How to detect if an image is a photo, clip art or a line drawing?

Question

What is the best way to identify an image's type? rwong's answer on this question suggests that Google segments images into the following groups:

Photo - continuous-tone
Clip art - smooth shading
Line drawing - bitonal

What is the best strategy for classifying an image into one of those groups? I'm currently using Java but any general approaches are welcome.

Thanks!

Update:

I tried the unique colour counting method that tyjkenn mentioned in a comment and it seems to work for about 90% of the cases that I've tried. In particular black and white photos are hard to correctly detect using unique colour count alone.

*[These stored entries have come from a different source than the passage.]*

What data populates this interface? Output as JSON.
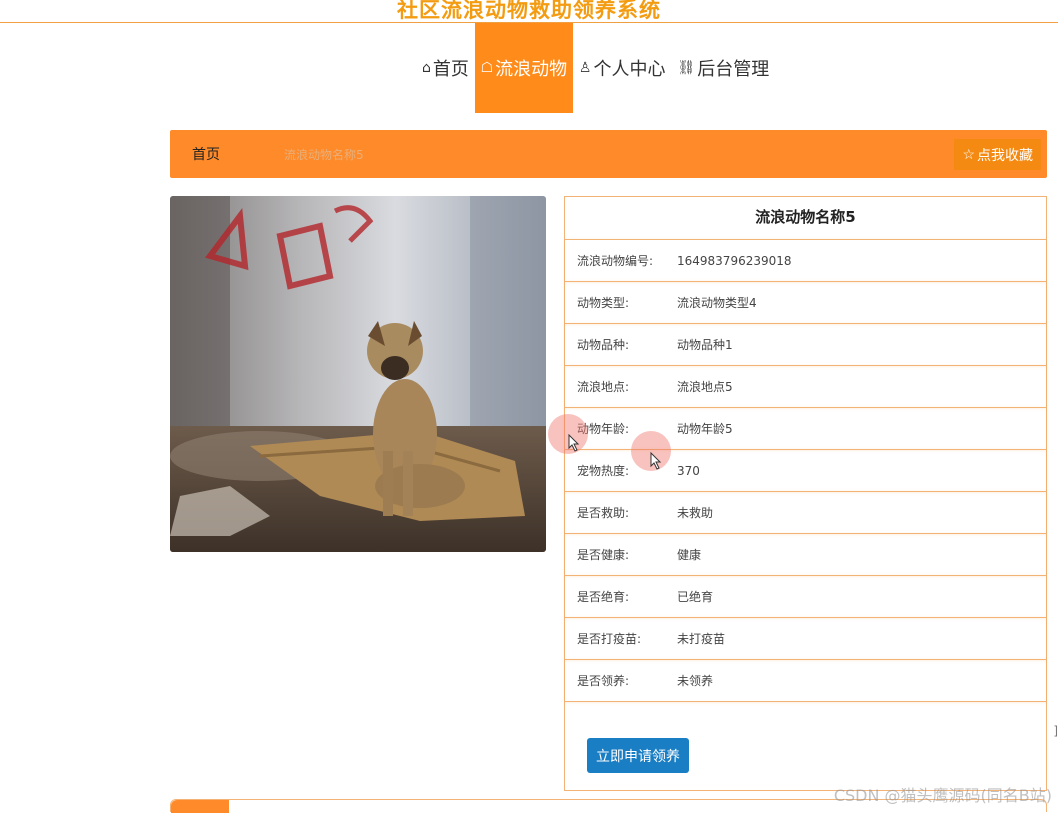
{
  "header": {
    "site_title": "社区流浪动物救助领养系统"
  },
  "nav": {
    "items": [
      {
        "label": "首页",
        "icon": "home-icon",
        "active": false
      },
      {
        "label": "流浪动物",
        "icon": "paw-icon",
        "active": true
      },
      {
        "label": "个人中心",
        "icon": "user-icon",
        "active": false
      },
      {
        "label": "后台管理",
        "icon": "link-icon",
        "active": false
      }
    ]
  },
  "breadcrumb": {
    "home": "首页",
    "current": "流浪动物名称5",
    "favorite_label": "点我收藏",
    "favorite_icon": "star-icon"
  },
  "detail": {
    "title": "流浪动物名称5",
    "rows": [
      {
        "label": "流浪动物编号:",
        "value": "164983796239018"
      },
      {
        "label": "动物类型:",
        "value": "流浪动物类型4"
      },
      {
        "label": "动物品种:",
        "value": "动物品种1"
      },
      {
        "label": "流浪地点:",
        "value": "流浪地点5"
      },
      {
        "label": "动物年龄:",
        "value": "动物年龄5"
      },
      {
        "label": "宠物热度:",
        "value": "370"
      },
      {
        "label": "是否救助:",
        "value": "未救助"
      },
      {
        "label": "是否健康:",
        "value": "健康"
      },
      {
        "label": "是否绝育:",
        "value": "已绝育"
      },
      {
        "label": "是否打疫苗:",
        "value": "未打疫苗"
      },
      {
        "label": "是否领养:",
        "value": "未领养"
      }
    ],
    "adopt_button": "立即申请领养"
  },
  "watermark": "CSDN @猫头鹰源码(同名B站)",
  "colors": {
    "accent": "#ff8c1a",
    "button_blue": "#1a7ec4",
    "title_orange": "#f39c12"
  }
}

Getting the image histogram and counting the peeks alone doesn't seem like it will be a viable option. For example this image only has two peaks:

Here are two more images I've checked out:

That's an interesting question. Maybe you could base it off the number of different colors. I assume line drawings would only have two, clip art would have a few more, and a photo would have millions. Then you could just loop through the pixels, counting unique colors, and classify it that way. — tyjkenn, Feb 20 '12 at 00:35
@tyjkenn that's an interesting strategy that I might fall back to. Unfortunately some of the data I need to deal with will only have 256 colours and that could easily be used up by a clip art gradient. — Luke Quinane, Feb 20 '12 at 01:01
Might belong to Theoretical CS StackExchange: http://cstheory.stackexchange.com/ — Adam Matan, Feb 20 '12 at 07:59

Simon Steinberger · Answer 1 · 2017-05-03T11:08:58.623

Rather simple, but effective approaches to differentiate between drawings and photos. Use them in combination to achieve a the best accuracy:

1) Mime type or file extension

PNGs are typically clip arts or drawings, while JPEGs are mostly photos.

2) Transparency

If the image has an alpha channel, it's most likely a drawing. In case an alpha channel exists, you can additionally iterate over all pixels to check if transparency is indeed used. Here a Python example code:

from PIL import Image
img = Image.open('test.png')
transparency = False
if img.mode in ('RGBA', 'RGBa', 'LA') or (img.mode == 'P' and 'transparency' in img.info):
    if img.mode != 'RGBA': img = img.convert('RGBA')
    transparency = any(px for px in img.getdata() if px[3] < 220)

print 'Transparency:', transparency

3) Color distribution

Clip arts often have regions with identical colors. If a few color make up a significant part of the image, it's rather a drawing than a photo. This code outputs the percentage of the image area that is made from the ten most used colors (Python example):

from PIL import Image
img = Image.open('test.jpg')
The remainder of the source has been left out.